This morning, Rochester's city paper, the Democrat & Chronicle, ran a front-page article on grade inflation in local colleges. (Or, rather, the article's subtitle makes it sound as though it's about grade inflation.) The print edition also includes a chart that notes the percentage of As & Bs handed out at each school [1]:
SUNY Brockport 63%
Finger Lakes Community College 54%
Genesee Community College 66%
SUNY Geneseo 72%
Hobart and William Smith 63%
Monroe Community College 65%
Nazareth College 82%
University of Rochester 80%
Rochester Institute of Technology 65%
Roberts Wesleyan College 85%
[One liberal arts college, St. John Fisher, did not report]

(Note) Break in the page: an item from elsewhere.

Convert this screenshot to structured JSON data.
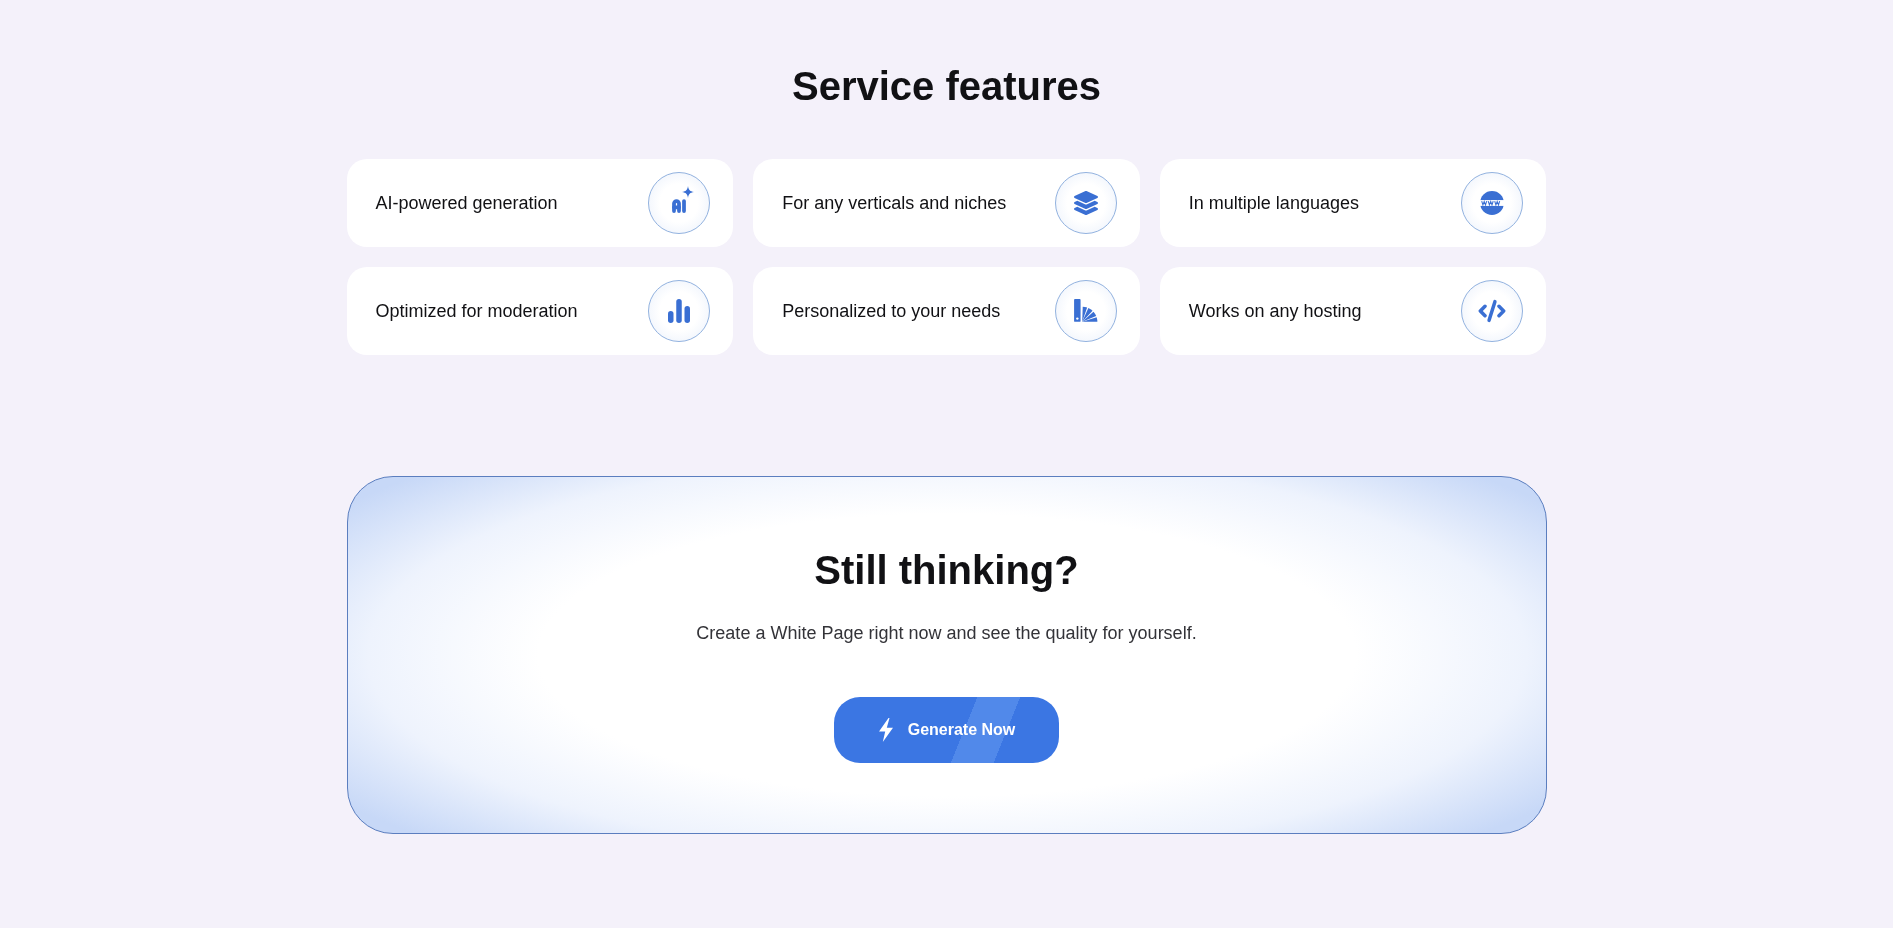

How to make sense of these statistics? Here we have a Ph.D.-granting university (the U of R), a technical school emphasizing mathematics & computer science (RIT), three community colleges, two SUNY four-year colleges, and three liberal arts colleges (of which Hobart and William Smith is the toniest). Some of these things are not like the others. The CCs only offer two-year degrees, while RIT offers both two- and four-year programs. Moreover, the U of R's admissions process is far more selective than that of any other college in the area. At the same time, the two SUNY schools acquire many of their students from the three CCs.
Lumping all of these schools together, then, is a little awkward, and certainly makes it difficult to draw overarching conclusions. If selectivity correlates with higher GPAs, for example, then the U of R at first appears to be on safe ground--but shouldn't its GPAs be higher than those at Nazareth and Roberts Wesleyan? Similarly, some have speculated (myself included) that high tuition rates often lead to grade inflation. And yet, SUNY Brockport ($4,350/year for in-state tuition) polls the same result as Hobart and William Smith ($30,000/year). For that matter, shouldn't Hobart and William Smith have the same results as Nazareth, Roberts Wesleyan, and the University of Rochester? In addition, given that RIT specializes in subjects that traditionally resist the inflationary impulse, shouldn't its results be markedly different from Brockport's?
The article, purportedly about "questions," actually focuses on explanations: many students take the independent study option (the U of R); students are now allowed to revise their work extensively (Brockport); students are graded on more assignments than they were several years ago (Hobart and William Smith). Only Kathleen Kutolowski, chair of Brockport's history department, notes that professors might be tempted to skew grades in order to get better course evaluations. Overall, however, there's no attempt to actually explain what the percentages might mean. If the U of R's students are superduperultra good, then are Roberts Wesleyan's superduperultramega good? If Brockport's faculty feel some pressure when it comes to teaching evaluations, do the U of R's feel some pressure when it comes to the yearly tuition? (And are Hobart and William Smith faculty just endowed with awesome reserves of virtue?)
[1] Matthew Daneman, "High Grades Given at Area Colleges Spur Questions: Some See Schools Improving; Others See Soft Standards," Democrat & Chronicle 30 Oct. 2005: 14A.
Michael Bérubé suggested a way of coping with grade inflation in a story now locked behind the NYT paywall — but the heart of the proposal appears here.
Posted by: AKMA | October 30, 2005 at 07:07 PM
I have a friend who teaches at one of the 80%+ institutions on that list, and suggests that another factor is to blame, at least for the small liberal arts colleges: retention. If a student is getting C's for 30k/year, why are they paying 30k, instead of transferring to a cheaper state school? So faculty are pressured (by whom, I couldn't specify) to keep grades high to keep marginal students paying tuition dollars.
Posted by: Ryan | November 01, 2005 at 07:52 PM
Ryan, marginal students pay 30+K a year for prestige, not grades. Unless they stay in academia, no one will ever inquire as to their grades once they graduate -- but their school will head up every resume. As long as they graduate, Cs at a prestigious school are way better than As at a generic state school.
Posted by: JSpencer | November 02, 2005 at 09:52 AM
I think that there may be several reasons for the data. Retention is definitely one. I know faculty at an area college who are seriously pressured by their administration to keep student enrollment up. They do this by handing out grades for comparatively little work. We have some of our students go there and then try to transfer the courses. The problem is that they can't pass the courses that follow since they don't have a strong enough background.
Our own stats probably are a bit skewed by the fact that we have a very liberal drop policy. Students can drop any course up to within a few weeks of the end of the semester by simply going to the registrar and filling out a form. Students not doing well are the ones that drop, so the GPA of the remaining students rises accordingly.